How big a brain the data wants

2026-06-25 · win · experiment F

The question

Before adding any new machinery, we wanted to understand the machine we had. Two knobs control it: how much text it reads, and how much capacity it has. So we asked how prediction scales with each, and how they interact.

What we tried

We took a 100 MB English corpus and ran the counting model across a grid: data from one to ninety times, and capacity from small (short context) to large (long context). One held-out test slice, measured everywhere.

What happened

A small model saturates early. A large one keeps learning, but only once it has enough data.

capacitygain from 90 times more data
small−0.057 (barely moves)
large−0.587, still falling on the last step

The small model was capacity-bound: ninety times the data bought almost nothing. The large model kept improving and had not flattened even at the end of the grid.
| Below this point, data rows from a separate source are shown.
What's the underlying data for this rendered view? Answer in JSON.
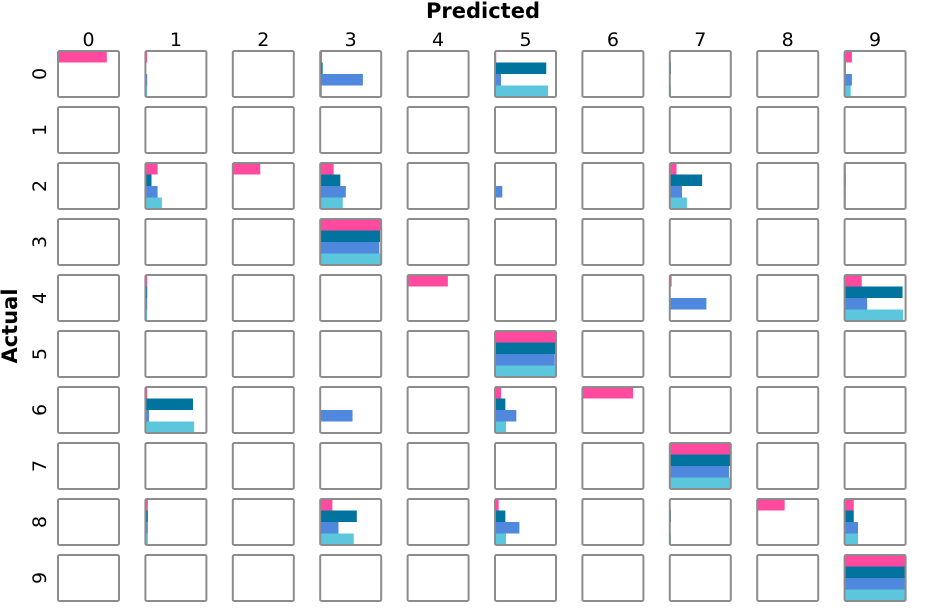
{
  "chart_data": {
    "type": "heatmap",
    "subtype": "confusion-matrix-of-bar-glyphs",
    "xlabel": "Predicted",
    "ylabel": "Actual",
    "x_ticks": [
      "0",
      "1",
      "2",
      "3",
      "4",
      "5",
      "6",
      "7",
      "8",
      "9"
    ],
    "y_ticks": [
      "0",
      "1",
      "2",
      "3",
      "4",
      "5",
      "6",
      "7",
      "8",
      "9"
    ],
    "bar_max": 1.0,
    "series_colors": [
      "#ff4aa0",
      "#00739e",
      "#4f88dd",
      "#5bc6dc"
    ],
    "cells": [
      [
        [
          0.8,
          0,
          0,
          0
        ],
        [
          0.03,
          0,
          0.03,
          0.03
        ],
        [
          0,
          0,
          0,
          0
        ],
        [
          0.03,
          0.04,
          0.7,
          0.03
        ],
        [
          0,
          0,
          0,
          0
        ],
        [
          0.02,
          0.84,
          0.1,
          0.87
        ],
        [
          0,
          0,
          0,
          0
        ],
        [
          0,
          0.02,
          0,
          0.02
        ],
        [
          0,
          0,
          0,
          0
        ],
        [
          0.12,
          0.02,
          0.12,
          0.1
        ]
      ],
      [
        [
          0,
          0,
          0,
          0
        ],
        [
          0,
          0,
          0,
          0
        ],
        [
          0,
          0,
          0,
          0
        ],
        [
          0,
          0,
          0,
          0
        ],
        [
          0,
          0,
          0,
          0
        ],
        [
          0,
          0,
          0,
          0
        ],
        [
          0,
          0,
          0,
          0
        ],
        [
          0,
          0,
          0,
          0
        ],
        [
          0,
          0,
          0,
          0
        ],
        [
          0,
          0,
          0,
          0
        ]
      ],
      [
        [
          0,
          0,
          0,
          0
        ],
        [
          0.2,
          0.1,
          0.2,
          0.27
        ],
        [
          0.45,
          0,
          0,
          0
        ],
        [
          0.22,
          0.33,
          0.42,
          0.37
        ],
        [
          0,
          0,
          0,
          0
        ],
        [
          0,
          0,
          0.12,
          0
        ],
        [
          0,
          0,
          0,
          0
        ],
        [
          0.11,
          0.53,
          0.2,
          0.28
        ],
        [
          0,
          0,
          0,
          0
        ],
        [
          0.02,
          0.02,
          0.02,
          0.02
        ]
      ],
      [
        [
          0,
          0,
          0,
          0
        ],
        [
          0,
          0,
          0,
          0
        ],
        [
          0,
          0,
          0,
          0
        ],
        [
          1.0,
          0.98,
          0.97,
          0.99
        ],
        [
          0,
          0,
          0,
          0
        ],
        [
          0,
          0,
          0,
          0
        ],
        [
          0,
          0,
          0,
          0
        ],
        [
          0,
          0,
          0,
          0
        ],
        [
          0,
          0,
          0,
          0
        ],
        [
          0,
          0,
          0,
          0
        ]
      ],
      [
        [
          0,
          0,
          0,
          0
        ],
        [
          0.03,
          0.03,
          0.03,
          0.03
        ],
        [
          0,
          0,
          0,
          0
        ],
        [
          0,
          0,
          0,
          0
        ],
        [
          0.66,
          0,
          0,
          0
        ],
        [
          0,
          0,
          0,
          0
        ],
        [
          0,
          0,
          0,
          0
        ],
        [
          0.03,
          0,
          0.6,
          0
        ],
        [
          0,
          0,
          0,
          0
        ],
        [
          0.28,
          0.95,
          0.37,
          0.96
        ]
      ],
      [
        [
          0,
          0,
          0,
          0
        ],
        [
          0,
          0,
          0,
          0
        ],
        [
          0,
          0,
          0,
          0
        ],
        [
          0,
          0,
          0,
          0
        ],
        [
          0,
          0,
          0,
          0
        ],
        [
          1.0,
          0.99,
          0.98,
          0.99
        ],
        [
          0,
          0,
          0,
          0
        ],
        [
          0,
          0,
          0,
          0
        ],
        [
          0,
          0,
          0,
          0
        ],
        [
          0,
          0,
          0,
          0
        ]
      ],
      [
        [
          0,
          0,
          0,
          0
        ],
        [
          0.03,
          0.78,
          0.06,
          0.8
        ],
        [
          0,
          0,
          0,
          0
        ],
        [
          0,
          0,
          0.53,
          0
        ],
        [
          0,
          0,
          0,
          0
        ],
        [
          0.1,
          0.17,
          0.35,
          0.18
        ],
        [
          0.83,
          0,
          0,
          0
        ],
        [
          0,
          0,
          0,
          0
        ],
        [
          0,
          0,
          0,
          0
        ],
        [
          0,
          0,
          0,
          0
        ]
      ],
      [
        [
          0,
          0,
          0,
          0
        ],
        [
          0,
          0,
          0,
          0
        ],
        [
          0,
          0,
          0,
          0
        ],
        [
          0,
          0,
          0,
          0
        ],
        [
          0,
          0,
          0,
          0
        ],
        [
          0,
          0,
          0,
          0
        ],
        [
          0,
          0,
          0,
          0
        ],
        [
          1.0,
          0.99,
          0.97,
          0.99
        ],
        [
          0,
          0,
          0,
          0
        ],
        [
          0,
          0,
          0,
          0
        ]
      ],
      [
        [
          0,
          0,
          0,
          0
        ],
        [
          0.04,
          0.04,
          0.04,
          0.04
        ],
        [
          0,
          0,
          0,
          0
        ],
        [
          0.2,
          0.6,
          0.3,
          0.55
        ],
        [
          0,
          0,
          0,
          0
        ],
        [
          0.06,
          0.17,
          0.4,
          0.18
        ],
        [
          0,
          0,
          0,
          0
        ],
        [
          0,
          0.02,
          0,
          0.02
        ],
        [
          0.45,
          0,
          0,
          0
        ],
        [
          0.15,
          0.15,
          0.22,
          0.22
        ]
      ],
      [
        [
          0,
          0,
          0,
          0
        ],
        [
          0,
          0,
          0,
          0
        ],
        [
          0,
          0,
          0,
          0
        ],
        [
          0,
          0,
          0,
          0
        ],
        [
          0,
          0,
          0,
          0
        ],
        [
          0,
          0,
          0,
          0
        ],
        [
          0,
          0,
          0,
          0
        ],
        [
          0,
          0,
          0,
          0
        ],
        [
          0,
          0,
          0,
          0
        ],
        [
          1.0,
          0.99,
          0.99,
          0.99
        ]
      ]
    ],
    "grid": false,
    "legend": "none"
  }
}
And the two knobs are coupled. The large model actually overfit at 1 MB, doing worse than a medium one, but won clearly at 3 MB and beyond. The best capacity is not fixed. It grows with the data.

The lesson

The right size of the model grows with the size of the corpus. With enough data, a bigger model keeps paying; with too little, it overfits.

This was a steering result. It said the cheapest next wins were scale, more data and more capacity, not clever new mechanisms. And it set up a tension we would resolve later: at small data, extra capacity looks useless, which is exactly the trap that made an early "deeper level didn't help" result look like a wall when it was really just starvation. The fix was to run at a gigabyte, where this law predicts the bigger model should win.

Lineage

Grew from the plain question of how the machine we had scales, asked before adding any new part.

Led to one part repeated, a good fast base to scale, and the gigabyte run that tested this law at full size.

Thread: scale. Data was not the problem, capacity and speed were.